Por Gustavo Páez Escobar

Palabras iniciales del libro Cita con Boyacá, en vía de publicación por la Academia Boyacense de Historia (libro que al fin no se publicó).

Todos los caminos de este libro conducen a Boyacá. Son escritos ocasionales que han surgido en diferentes épocas, con emotividad y en tono coloquial, sobre hechos, personas y paisajes de mi tierra. Estos temas mantienen una intención, una identidad: mi amor por Boyacá. Es la atracción mágica que ha brotado en quien entiende el vínculo con la tierra como la afirmación del carácter. Y siente el llamado telúrico como un compromiso de la sangre, como un sello de la raza, como un honor irrenunciable.

Cuando se me pidió un libro sobre Bo­yacá, pensé de inmediato en mis notas dispersas por periódicos y revistas como la respuesta apropiada para demostrar que ya estaba escrito. Javier Ocampo López, presidente de la Academia Boyacense de  Historia y pro­motor de la cultura regional, sabe que un libro es la suma de múltiples emociones, de permanentes esfuerzos. Agregándole otros capítulos a esta obra que entrego a Boyacá, como lo he hecho para reforzar una idea, y no para llenar espacio, cumplo con la ilusión del escritor que celebra su propio regocijo. Volver a la parcela natal por los hilos del afecto y la retrospección del alma es nacer de nuevo. Es la manera auténtica de encontrarse con uno mismo y hallar la explicación de su propia existen­cia.

El hombre será siempre eco de su provincia. No podrá prescindirse de la marca de la tierra, como tampoco puede romperse, aunque se quisiera, el li­gamento de la estirpe. Se nace y se muere en función de tierra. Es un sino inevitable. La patria chica da personalidad y crea res­ponsabilidades.

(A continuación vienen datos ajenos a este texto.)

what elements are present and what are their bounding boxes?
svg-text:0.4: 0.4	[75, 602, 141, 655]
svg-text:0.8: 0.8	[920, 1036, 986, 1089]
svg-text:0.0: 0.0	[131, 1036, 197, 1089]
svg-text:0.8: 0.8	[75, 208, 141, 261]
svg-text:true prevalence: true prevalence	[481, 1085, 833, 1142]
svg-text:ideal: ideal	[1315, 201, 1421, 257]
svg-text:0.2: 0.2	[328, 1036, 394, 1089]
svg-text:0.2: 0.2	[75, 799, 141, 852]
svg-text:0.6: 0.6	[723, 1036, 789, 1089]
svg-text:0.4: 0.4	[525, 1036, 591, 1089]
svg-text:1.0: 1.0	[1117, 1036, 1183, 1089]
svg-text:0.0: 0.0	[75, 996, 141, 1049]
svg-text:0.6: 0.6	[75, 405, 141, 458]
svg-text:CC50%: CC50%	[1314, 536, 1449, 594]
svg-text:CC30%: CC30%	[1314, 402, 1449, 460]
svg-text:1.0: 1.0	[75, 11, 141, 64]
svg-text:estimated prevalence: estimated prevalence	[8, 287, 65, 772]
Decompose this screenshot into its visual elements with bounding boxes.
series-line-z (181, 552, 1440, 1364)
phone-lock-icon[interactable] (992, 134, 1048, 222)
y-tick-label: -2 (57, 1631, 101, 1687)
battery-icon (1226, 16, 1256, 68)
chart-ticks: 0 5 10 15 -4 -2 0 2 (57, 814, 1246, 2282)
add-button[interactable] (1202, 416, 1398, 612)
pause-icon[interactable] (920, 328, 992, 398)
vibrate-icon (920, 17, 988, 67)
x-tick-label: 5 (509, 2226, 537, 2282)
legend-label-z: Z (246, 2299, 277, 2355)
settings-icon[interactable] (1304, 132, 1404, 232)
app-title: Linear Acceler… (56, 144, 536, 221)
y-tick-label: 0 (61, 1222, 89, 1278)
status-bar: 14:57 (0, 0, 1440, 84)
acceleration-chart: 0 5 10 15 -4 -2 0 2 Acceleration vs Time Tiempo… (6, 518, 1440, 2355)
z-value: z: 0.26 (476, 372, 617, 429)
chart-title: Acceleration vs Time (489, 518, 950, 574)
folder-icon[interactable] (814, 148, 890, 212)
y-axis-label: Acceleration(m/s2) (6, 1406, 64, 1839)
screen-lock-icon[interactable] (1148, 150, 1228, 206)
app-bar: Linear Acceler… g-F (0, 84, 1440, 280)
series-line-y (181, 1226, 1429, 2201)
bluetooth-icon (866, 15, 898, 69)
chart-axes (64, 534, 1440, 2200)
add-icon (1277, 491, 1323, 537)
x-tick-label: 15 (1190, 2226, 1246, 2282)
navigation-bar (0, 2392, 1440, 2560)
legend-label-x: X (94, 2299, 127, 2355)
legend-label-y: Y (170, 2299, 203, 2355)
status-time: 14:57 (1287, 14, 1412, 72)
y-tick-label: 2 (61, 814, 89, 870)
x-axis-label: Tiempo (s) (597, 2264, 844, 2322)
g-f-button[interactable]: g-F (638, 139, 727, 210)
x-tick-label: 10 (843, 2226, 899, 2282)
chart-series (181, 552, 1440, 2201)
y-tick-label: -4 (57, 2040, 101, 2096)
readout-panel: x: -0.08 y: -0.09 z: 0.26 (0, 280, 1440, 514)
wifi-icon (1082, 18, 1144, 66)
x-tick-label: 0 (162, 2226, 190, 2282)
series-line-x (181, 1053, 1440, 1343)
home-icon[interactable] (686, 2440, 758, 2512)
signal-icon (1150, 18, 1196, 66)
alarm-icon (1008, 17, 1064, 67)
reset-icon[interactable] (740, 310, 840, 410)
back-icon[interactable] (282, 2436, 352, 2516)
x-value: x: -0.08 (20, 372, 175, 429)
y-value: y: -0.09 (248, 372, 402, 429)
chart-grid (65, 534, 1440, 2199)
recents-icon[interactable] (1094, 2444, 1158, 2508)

No se piense descubrir en estos escritos nada diferente a un acto de presencia en la vida de mi departamento. Soy, por naturaleza y formación, enemigo de los textos pesados. Y más de los tonos doctora­les, que suelen fatigar y volverse pedan­tes. Prefiero la crónica ligera, desprovis­ta de artificios y elaborada con sutileza y amenidad.

Reúno aquí variados enfoques sobre el acontecer literario, histórico y humano de mi tierra, de esta Boyacá de sacrificios y epopeyas, de resignaciones y glorias, de recatos y virtudes, de mujeres castas y hombres virtuosos. Boyacá, la de los labriegos y los pensadores, la de los políti­cos y los militares, la de los eclesiásticos y las gentes de bien, la de los horizontes turísticos y la despensa agrícola, es territorio fértil para la libertad y la inteligen­cia. El país sabe que en Boyacá hay una brújula tendida hacia la patria.

Este libro es un canto a mi raza boyacense. Es la respuesta del viajero de muchos cami­nos que hoy se detiene a la vera de sus propios escritos para rendirle home­naje a su rincón telúrico. Y vuelve, como en el caso de los amantes seguros, a cumplir su cita con Boyacá.